Catalogue Number: 14-100ACL-ABO
Manufacturer: | Abeomics |
Type: | Cell Lines |
Shipping Condition: | Dry Ice |
Storage Condition: | Liquid N2 |
Unit(s): | 1 vial |
Application: | FA |
Description: The NF-kB Leeporter™ Luciferase Reporter cell line is a stably transfected RAW 264.7 cell line which expresses Renilla luciferase reporter gene under the transcriptional control of the NF-kB response element. NF-kB is a key transcription factor that is involved in immune and inflammatory responses, developmental processes, cellular growth and apoptosis.

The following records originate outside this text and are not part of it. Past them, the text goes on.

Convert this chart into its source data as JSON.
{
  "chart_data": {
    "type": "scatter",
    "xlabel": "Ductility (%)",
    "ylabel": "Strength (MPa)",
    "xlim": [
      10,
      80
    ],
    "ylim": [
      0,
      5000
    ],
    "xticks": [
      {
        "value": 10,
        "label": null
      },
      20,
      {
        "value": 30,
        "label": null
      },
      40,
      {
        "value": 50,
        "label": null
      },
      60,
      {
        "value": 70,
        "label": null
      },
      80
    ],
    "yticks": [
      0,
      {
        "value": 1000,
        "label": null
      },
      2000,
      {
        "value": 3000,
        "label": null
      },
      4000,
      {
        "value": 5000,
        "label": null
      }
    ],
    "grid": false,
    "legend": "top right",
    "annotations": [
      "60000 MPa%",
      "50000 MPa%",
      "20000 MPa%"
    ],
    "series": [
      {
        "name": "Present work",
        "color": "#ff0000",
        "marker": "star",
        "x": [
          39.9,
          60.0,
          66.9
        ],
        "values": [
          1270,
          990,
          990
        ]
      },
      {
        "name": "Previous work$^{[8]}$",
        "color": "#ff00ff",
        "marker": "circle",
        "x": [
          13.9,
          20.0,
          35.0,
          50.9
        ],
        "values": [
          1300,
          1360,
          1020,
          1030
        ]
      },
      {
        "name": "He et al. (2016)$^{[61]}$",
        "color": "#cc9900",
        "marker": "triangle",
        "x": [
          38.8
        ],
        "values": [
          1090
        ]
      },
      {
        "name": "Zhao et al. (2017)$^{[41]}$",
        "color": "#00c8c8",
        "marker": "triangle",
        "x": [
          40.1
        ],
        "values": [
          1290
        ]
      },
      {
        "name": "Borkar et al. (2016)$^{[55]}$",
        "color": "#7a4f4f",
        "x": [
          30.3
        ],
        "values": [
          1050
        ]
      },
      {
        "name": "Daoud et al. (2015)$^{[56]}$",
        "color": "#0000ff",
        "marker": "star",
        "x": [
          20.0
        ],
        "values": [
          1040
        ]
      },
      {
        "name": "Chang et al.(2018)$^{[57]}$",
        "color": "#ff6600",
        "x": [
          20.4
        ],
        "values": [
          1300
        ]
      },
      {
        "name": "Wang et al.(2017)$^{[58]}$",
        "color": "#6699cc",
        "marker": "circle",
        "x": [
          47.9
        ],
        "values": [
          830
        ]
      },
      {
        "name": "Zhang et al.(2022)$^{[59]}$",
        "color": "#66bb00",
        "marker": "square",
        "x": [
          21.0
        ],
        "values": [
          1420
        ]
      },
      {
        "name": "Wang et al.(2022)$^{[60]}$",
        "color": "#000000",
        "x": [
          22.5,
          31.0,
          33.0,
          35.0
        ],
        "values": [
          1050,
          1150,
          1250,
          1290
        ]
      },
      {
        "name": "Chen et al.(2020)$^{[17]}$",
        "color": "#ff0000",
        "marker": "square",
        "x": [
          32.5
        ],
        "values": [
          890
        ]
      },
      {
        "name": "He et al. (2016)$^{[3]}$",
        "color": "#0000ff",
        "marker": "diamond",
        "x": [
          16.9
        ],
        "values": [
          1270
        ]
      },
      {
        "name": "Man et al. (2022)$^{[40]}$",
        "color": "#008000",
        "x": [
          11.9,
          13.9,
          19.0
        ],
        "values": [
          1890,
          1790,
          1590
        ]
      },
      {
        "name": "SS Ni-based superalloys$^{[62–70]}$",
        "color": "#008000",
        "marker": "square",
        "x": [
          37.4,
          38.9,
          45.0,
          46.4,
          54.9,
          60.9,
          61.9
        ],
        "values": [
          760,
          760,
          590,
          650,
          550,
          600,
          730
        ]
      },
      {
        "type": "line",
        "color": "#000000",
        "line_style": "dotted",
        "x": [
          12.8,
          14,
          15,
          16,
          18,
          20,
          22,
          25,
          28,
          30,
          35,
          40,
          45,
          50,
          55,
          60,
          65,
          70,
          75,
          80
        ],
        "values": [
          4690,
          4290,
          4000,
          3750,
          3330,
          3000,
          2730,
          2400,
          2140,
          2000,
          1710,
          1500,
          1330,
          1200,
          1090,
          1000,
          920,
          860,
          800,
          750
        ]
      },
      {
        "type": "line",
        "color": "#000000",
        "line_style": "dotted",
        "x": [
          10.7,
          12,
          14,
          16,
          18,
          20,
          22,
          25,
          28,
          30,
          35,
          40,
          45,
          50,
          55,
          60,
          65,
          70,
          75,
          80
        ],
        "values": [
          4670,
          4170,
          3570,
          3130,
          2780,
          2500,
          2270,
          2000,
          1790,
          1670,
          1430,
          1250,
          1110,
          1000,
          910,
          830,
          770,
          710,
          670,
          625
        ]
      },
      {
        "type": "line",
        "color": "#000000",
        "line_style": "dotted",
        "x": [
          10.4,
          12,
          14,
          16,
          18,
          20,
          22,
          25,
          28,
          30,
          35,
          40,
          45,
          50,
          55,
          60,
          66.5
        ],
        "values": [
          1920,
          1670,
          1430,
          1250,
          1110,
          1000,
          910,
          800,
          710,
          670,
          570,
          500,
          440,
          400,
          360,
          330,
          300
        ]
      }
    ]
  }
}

Application: Monitor the NF-kB signaling pathway. Screen for activators or inhibitors of the NF-kB signaling pathway. Culture conditions: Cells should be grown at 37°C with 5% CO2 using DMEM medium (w/ L-Glutamine, 4.5g/L Glucose and Sodium Pyruvate) supplemented with 10% heat-inactivated FBS and 1% Pen/Strep, plus 3 µg/ml of Puromycin (Note: Puromycin can be omitted during the reporter cell assays). It is recommended to quickly thaw the frozen cells upon receipt or from liquid nitrogen in a 37°C water-bath, transfer to a tube containing 10 ml of growth medium without Puromycin, spin down cells, resuspend cells in pre-warmed growth medium without Puromycin, transfer resuspended cells to T25 flask and culture in 37°C-CO2 incubator. Leave the T25 flask in the incubator for 1~2 days without disturbing or changing the medium until cells completely recover viability and become adherent. Once cells are over 90% adherent, remove growth medium and passage the cells through trypsinization and centrifugation. At first passage, switch to growth medium containing Puromycin. Cells should be split before they reach complete confluence. Note: RAW264.7 cells may not be detached well by trypsinization only. So you may need to use a cell scraper to harvest the trypsinized cells. To passage the cells, detach cells from culture vessel with Trypsin/EDTA, add complete growth medium and transfer to a tube, spin down cells, resuspend cells and seed appropriate aliquots of cells suspension into new culture vessels. Subcultivation ration = 1:10 to 1:20 weekly. To achieve satisfactory results, cells should not be passaged over 16 times. Functional validation: A. Response of NF-kB Leeporter™ - RAW264.7 cells to lipopolysaccharide (LPS) 1. Plate NF-kB Leeporter™ - RAW264.7 cells into a white solid-bottom 96-well microplate in 100 ul of growth medium at 1 x 105 cells/well and incubate cells at 37°C in a CO2 incubator for 4-6 hours. 2. Stimulate cells with different concentrations of LPS and incubate cells at 37°C in a CO2 incubator for 16 hours. , 3. Equilibrate the plate to room temperature for 10 minutes. 4. Add 50 µl of luciferase assay reagent (Abeomics, Cat #17-1101; Refer to the reagent datasheet for the detailed luciferase assay protocol) per well. 5. Read the plate in 1-5 minutes to measure luminescence using a microplate luminometer.
Immediately upon receipt, store in liquid nitrogen.